Voilà donc où on en est en 2018 ! Entre les discours édulcorés de nos politiciens et une réalité plus prosaïque sur le terrain, il y’a un énorme fossé qui ne cesse de grandir. Le peuple haïtien ne peut se projeter dans le futur sans se réconcilier avec son passé, et cela passe forcément par des enquêtes indépendantes sur les pillages à grande échelle qui ont mis à sac le pays. Martelly suggère dans sa lettre de repentance qu’il est favorable à ce que toute la lumière soit faite sur la gestion des fonds de Petro Caribe. Il pourrait alors commencer par nous expliquer ce que son gouvernement a fait de tout cet argent lorsqu’il était lui-même au pouvoir. Quand les journalistes lui posent la question pour essayer d’en savoir un peu plus, Sweet Micky répond le plus souvent avec virulence et acrimonie, comme s’il avait quelque chose à se reprocher ou qu’il soit coupable d’une horreur.
Pendant ce temps, Réginald Boulos, l’omnipotent président de la Société Immobilière et Financière (SIF) et propriétaire de l’hôtel NH El Rancho, est revenu à la charge.
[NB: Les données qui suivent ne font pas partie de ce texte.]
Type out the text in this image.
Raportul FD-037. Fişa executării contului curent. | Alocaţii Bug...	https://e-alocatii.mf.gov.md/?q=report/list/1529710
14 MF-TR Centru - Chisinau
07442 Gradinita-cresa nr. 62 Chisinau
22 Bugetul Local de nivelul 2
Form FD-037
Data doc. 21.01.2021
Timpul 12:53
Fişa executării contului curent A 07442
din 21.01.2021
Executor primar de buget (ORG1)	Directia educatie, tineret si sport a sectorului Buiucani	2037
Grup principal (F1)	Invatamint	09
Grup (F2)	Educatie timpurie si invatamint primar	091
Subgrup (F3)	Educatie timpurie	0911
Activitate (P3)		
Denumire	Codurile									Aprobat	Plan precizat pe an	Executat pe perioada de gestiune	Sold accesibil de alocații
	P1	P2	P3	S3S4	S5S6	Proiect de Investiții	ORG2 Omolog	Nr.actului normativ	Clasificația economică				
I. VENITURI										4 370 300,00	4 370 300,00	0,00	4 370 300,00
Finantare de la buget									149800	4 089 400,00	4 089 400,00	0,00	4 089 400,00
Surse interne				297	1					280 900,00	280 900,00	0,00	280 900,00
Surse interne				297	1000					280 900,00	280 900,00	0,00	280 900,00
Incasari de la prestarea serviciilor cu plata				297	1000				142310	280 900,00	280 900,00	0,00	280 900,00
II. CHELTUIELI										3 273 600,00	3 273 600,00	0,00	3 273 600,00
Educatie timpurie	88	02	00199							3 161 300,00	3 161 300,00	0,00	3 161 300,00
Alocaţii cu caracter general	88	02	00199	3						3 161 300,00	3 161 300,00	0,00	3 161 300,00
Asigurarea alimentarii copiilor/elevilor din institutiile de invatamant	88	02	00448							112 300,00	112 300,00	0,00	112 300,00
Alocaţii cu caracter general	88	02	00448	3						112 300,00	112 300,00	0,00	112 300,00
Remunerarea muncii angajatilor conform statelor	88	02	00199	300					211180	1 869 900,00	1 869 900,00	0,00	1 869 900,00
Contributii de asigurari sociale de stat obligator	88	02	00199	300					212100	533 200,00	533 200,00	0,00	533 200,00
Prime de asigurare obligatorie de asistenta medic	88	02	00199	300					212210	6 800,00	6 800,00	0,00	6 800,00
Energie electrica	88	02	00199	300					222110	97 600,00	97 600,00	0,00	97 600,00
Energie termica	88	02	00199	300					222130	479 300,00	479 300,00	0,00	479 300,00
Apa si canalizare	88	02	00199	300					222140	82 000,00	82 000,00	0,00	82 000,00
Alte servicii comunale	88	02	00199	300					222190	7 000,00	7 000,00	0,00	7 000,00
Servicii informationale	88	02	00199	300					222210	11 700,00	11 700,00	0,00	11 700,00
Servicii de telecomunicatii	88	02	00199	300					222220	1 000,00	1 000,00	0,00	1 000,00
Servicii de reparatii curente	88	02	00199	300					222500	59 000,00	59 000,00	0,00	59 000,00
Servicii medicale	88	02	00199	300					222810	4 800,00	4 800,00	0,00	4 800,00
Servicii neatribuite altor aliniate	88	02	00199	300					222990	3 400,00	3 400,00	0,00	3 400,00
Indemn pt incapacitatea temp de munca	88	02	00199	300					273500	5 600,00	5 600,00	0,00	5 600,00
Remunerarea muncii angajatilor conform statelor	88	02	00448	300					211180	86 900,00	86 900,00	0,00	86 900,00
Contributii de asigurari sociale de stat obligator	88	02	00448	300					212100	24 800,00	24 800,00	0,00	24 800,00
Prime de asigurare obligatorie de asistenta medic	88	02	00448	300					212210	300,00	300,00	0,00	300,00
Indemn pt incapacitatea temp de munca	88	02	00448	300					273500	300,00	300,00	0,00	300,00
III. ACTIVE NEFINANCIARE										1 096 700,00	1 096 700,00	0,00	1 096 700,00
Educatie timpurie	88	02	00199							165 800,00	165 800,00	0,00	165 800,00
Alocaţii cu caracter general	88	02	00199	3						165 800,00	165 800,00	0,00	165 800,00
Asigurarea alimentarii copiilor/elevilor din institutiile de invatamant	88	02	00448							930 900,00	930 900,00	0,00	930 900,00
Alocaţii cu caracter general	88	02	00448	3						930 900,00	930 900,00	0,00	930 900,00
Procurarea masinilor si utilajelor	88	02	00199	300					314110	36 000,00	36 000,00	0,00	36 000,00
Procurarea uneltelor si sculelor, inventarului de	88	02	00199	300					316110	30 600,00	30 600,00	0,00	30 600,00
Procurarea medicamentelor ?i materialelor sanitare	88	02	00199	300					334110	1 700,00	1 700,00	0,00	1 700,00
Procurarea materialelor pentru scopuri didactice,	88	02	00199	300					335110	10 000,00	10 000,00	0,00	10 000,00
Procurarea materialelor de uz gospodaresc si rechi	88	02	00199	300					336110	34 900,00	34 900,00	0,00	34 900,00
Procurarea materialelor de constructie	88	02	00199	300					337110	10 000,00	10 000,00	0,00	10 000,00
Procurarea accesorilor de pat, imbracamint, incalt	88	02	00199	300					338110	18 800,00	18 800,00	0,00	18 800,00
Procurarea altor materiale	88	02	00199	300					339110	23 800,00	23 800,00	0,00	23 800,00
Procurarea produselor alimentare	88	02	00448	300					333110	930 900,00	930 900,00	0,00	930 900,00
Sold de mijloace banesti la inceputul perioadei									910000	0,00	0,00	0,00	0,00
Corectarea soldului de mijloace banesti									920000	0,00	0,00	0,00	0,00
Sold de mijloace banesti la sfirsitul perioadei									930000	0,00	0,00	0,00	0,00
Il trouve que le repentir de Martelly formulé par lettre n’est pas suffisant, et que ce dernier doit faire bien plus s’il veut que ses anciens « associés » passent l’éponge. Autrement dit, les caciques du pouvoir économique souhaitent humilier l’ex-président qui, après s’être mis à genoux pour demander pardon, doit maintenant ramper par terre en espérant que ses mentors vont l’absoudre de ses enfantillages. Martelly ne peut s’en prendre qu’à lui-même, car en tant qu’ancien chef de l’État, il a un devoir de réserve qui ne lui permet pas de dire tout et n’importe quoi. Ses amis les riches n’ont pas attendu longtemps pour le lui faire savoir, et ils sont en train de lui donner une bonne leçon qu’il n’est pas prêt d’oublier de sitôt. Sweet Micky va peut-être comprendre qu’on ne danse pas avec le diable comme on danse le compas.